Is Low-Code or No-Code Right for Your Business?
While LC/NC solutions bring benefits, they also present certain challenges. Companies should be aware of these considerations before jumping into LC/NC development.
Data security. LC/NC development offers building blocks that include security-conscious code, but the level of security can’t be guaranteed. For applications with strict requirements in this area, companies should turn to skilled developers who write every line of code with security in mind.
Performance. Similar to the security issue, applications that require a certain level of performance are best written from scratch by an experienced developer, as code generated from an LC/NC source may not achieve desired performance goals.
Accessibility. Applications created using LC/NC development may also be lacking in terms of accessibility needs, such as screen reading. Coding from scratch or optimizing code developed using LC/NC development could be a better approach for companies that serve end users with accessibility requirements.
ROI. The use of LC/NC application development may be less expensive up front but may cost more in the long run, due to being less efficient and using more resources. Conversely, code written from scratch is more expensive up front but may offer a better return on investment as the application is deployed over time.
What to Watch For
In the coming years, LC/NC development will be used to create more applications for collaborating and configuring data collection in specific ways that are helpful for unique company and team needs. Additionally, development teams, traditionally composed only of IT professionals, will start to incorporate non-IT professionals as well, working together to solve business problems.
These trends will likely contribute to big benefits for businesses, especially smaller ones that can’t always afford to hire developers to bring their visions to life.

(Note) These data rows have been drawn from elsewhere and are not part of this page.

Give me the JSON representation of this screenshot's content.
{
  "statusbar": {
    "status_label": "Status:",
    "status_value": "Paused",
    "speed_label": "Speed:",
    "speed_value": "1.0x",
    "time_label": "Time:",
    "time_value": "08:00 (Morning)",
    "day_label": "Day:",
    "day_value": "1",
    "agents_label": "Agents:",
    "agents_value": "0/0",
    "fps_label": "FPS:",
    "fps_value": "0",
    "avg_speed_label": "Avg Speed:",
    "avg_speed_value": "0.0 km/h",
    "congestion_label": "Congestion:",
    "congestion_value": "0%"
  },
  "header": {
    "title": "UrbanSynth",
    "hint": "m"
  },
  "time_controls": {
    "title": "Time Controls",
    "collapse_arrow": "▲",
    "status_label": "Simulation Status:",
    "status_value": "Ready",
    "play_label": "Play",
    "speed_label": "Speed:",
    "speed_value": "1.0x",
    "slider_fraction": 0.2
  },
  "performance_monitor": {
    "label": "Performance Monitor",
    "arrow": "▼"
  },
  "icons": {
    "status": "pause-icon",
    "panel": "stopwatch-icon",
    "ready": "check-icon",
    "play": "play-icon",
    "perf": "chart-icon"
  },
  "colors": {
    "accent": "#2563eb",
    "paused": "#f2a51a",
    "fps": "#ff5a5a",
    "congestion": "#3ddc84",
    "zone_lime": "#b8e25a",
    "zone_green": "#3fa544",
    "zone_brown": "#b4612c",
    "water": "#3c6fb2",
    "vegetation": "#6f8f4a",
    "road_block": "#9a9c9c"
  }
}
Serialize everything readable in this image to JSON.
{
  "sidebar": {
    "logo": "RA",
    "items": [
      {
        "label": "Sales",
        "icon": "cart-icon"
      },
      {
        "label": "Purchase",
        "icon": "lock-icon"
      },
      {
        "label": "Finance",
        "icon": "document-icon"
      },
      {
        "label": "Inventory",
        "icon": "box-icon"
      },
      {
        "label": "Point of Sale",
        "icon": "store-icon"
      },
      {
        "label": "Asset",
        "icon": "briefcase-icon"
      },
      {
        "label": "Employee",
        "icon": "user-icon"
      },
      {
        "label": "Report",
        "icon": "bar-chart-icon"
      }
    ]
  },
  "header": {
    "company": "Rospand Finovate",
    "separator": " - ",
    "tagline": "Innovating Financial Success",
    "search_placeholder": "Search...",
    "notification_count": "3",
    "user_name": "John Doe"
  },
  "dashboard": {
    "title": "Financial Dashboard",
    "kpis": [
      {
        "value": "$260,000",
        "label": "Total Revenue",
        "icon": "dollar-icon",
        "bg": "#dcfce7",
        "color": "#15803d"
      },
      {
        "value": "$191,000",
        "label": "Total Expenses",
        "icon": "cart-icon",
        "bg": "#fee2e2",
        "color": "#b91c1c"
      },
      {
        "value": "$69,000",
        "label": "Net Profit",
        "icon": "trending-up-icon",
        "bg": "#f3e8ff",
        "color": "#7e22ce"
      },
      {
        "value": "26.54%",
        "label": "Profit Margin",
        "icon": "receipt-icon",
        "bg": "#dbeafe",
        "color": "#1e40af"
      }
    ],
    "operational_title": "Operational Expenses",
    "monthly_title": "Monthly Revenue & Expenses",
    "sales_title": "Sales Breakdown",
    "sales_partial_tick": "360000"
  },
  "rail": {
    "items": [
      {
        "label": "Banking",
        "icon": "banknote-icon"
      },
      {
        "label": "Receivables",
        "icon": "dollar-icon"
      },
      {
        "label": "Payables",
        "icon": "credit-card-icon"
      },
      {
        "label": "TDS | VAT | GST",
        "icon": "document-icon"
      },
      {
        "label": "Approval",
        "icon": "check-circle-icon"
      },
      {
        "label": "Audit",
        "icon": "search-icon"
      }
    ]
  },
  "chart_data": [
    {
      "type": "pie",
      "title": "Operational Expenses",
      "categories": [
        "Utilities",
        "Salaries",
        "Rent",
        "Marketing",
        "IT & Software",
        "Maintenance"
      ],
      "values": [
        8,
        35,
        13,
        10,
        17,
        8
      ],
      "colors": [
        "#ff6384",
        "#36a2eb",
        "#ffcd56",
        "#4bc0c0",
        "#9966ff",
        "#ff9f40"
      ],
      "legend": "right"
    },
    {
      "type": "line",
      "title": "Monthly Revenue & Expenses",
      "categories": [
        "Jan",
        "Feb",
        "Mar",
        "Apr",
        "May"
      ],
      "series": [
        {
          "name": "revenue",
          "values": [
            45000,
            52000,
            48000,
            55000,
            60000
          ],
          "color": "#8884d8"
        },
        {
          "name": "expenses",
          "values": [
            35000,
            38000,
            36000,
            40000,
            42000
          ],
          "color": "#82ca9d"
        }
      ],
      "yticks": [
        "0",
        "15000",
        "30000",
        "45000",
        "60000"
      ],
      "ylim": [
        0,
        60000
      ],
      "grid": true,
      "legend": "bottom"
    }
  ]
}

As the operations/IT divide narrows, businesses will be better and more quickly able to implement new strategies without IT limitations or delays that may have stalled progress in the past.
Flexibility Is Key
The rise of LC/NC comes at the perfect time to offload some tasks for IT professionals whose workloads have increased considerably as a result of the pandemic. Still, LC/NC application development isn’t always the right choice.
The important thing to remember when considering whether to use LC/NC development is that it doesn’t have to be a yes-or-no decision. Companies can deploy these tools to develop applications when considerations like security, performance, and accessibility aren’t as critical, and expert-generated code when they are. The ability to go in either direction gives organizations greater flexibility and — therefore — greater power to create, innovate, and serve customers well.